METHODS: Consenting patients over the age of 60 years presenting for a first, elective coronary artery surgery with cardiopulmonary bypass were randomly assigned to having their nasopharyngeal temperature maintained at either 37°C (group N; 73 patients) or 34°C (group H; 71 patients) throughout the intraoperative period, with no rewarming before arrival in the intensive care unit. All received tranexamic acid.

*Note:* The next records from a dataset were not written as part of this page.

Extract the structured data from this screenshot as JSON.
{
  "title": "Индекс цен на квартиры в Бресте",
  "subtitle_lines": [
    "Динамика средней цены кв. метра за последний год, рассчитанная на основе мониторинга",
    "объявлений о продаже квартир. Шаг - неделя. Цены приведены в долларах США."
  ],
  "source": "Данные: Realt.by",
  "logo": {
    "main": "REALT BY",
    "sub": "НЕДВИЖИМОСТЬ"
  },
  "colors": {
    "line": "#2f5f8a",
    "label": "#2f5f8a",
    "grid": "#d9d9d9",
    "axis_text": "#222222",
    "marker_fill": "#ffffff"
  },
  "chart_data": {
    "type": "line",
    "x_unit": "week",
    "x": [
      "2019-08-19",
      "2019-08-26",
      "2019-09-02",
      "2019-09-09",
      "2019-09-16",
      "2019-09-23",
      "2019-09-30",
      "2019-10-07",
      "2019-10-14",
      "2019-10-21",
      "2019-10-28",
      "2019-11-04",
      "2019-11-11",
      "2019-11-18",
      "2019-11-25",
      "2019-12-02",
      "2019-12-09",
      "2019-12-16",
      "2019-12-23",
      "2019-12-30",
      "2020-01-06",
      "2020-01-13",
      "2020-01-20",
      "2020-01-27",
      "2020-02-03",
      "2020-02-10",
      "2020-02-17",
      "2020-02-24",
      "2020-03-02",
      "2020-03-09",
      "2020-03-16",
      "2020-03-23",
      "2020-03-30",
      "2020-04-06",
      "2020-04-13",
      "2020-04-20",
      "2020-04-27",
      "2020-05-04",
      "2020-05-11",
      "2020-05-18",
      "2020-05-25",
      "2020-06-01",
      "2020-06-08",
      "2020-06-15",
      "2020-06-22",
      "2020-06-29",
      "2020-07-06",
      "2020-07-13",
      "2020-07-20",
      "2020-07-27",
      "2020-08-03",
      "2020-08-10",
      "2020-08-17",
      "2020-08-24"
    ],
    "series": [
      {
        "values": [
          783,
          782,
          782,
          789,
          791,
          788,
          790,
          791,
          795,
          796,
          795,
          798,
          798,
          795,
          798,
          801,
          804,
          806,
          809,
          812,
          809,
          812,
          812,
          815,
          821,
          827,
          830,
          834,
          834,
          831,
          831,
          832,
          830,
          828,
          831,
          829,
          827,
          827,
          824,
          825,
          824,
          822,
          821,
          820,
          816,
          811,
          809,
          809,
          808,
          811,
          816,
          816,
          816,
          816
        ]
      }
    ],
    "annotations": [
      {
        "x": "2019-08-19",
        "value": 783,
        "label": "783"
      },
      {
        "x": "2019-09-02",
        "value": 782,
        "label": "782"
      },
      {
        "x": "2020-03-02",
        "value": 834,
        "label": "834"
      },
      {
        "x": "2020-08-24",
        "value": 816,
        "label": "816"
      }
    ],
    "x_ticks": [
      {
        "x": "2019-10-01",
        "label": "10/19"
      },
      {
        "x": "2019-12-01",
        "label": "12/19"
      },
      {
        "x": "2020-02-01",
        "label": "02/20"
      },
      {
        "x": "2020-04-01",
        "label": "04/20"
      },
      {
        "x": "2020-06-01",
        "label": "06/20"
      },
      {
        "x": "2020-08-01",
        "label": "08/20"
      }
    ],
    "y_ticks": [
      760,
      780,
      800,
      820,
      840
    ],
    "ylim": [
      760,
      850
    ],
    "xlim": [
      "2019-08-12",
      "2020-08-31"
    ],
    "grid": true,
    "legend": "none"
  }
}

RESULTS: There was no clinically important difference in intraoperative blood product or inotrope use. Temperatures on arrival in the intensive care unit were 36.7°C ± 0.38°C and 34.3°C ± 0.38°C in groups N and H, respectively. Blood loss during the first 12 postoperative hours was 596 ± 356 mL in group N and 666 ± 405 mL in group H (mean difference ± 95% confidence interval, 70 ± 126 mL; P = .28). There was no significant difference in blood product utilization, intubation time, time in the hospital, myocardial infarction, or mortality. The mean time in the intensive care unit was 8.4 hours less in the hypothermic group (P = .02).
CONCLUSIONS: Our data support the safety of perioperative mild hypothermia in patients undergoing elective nonreoperative coronary artery surgery with cardiopulmonary bypass. These findings suggest that complete rewarming after hypothermic cardiopulmonary bypass is not necessary in all cases.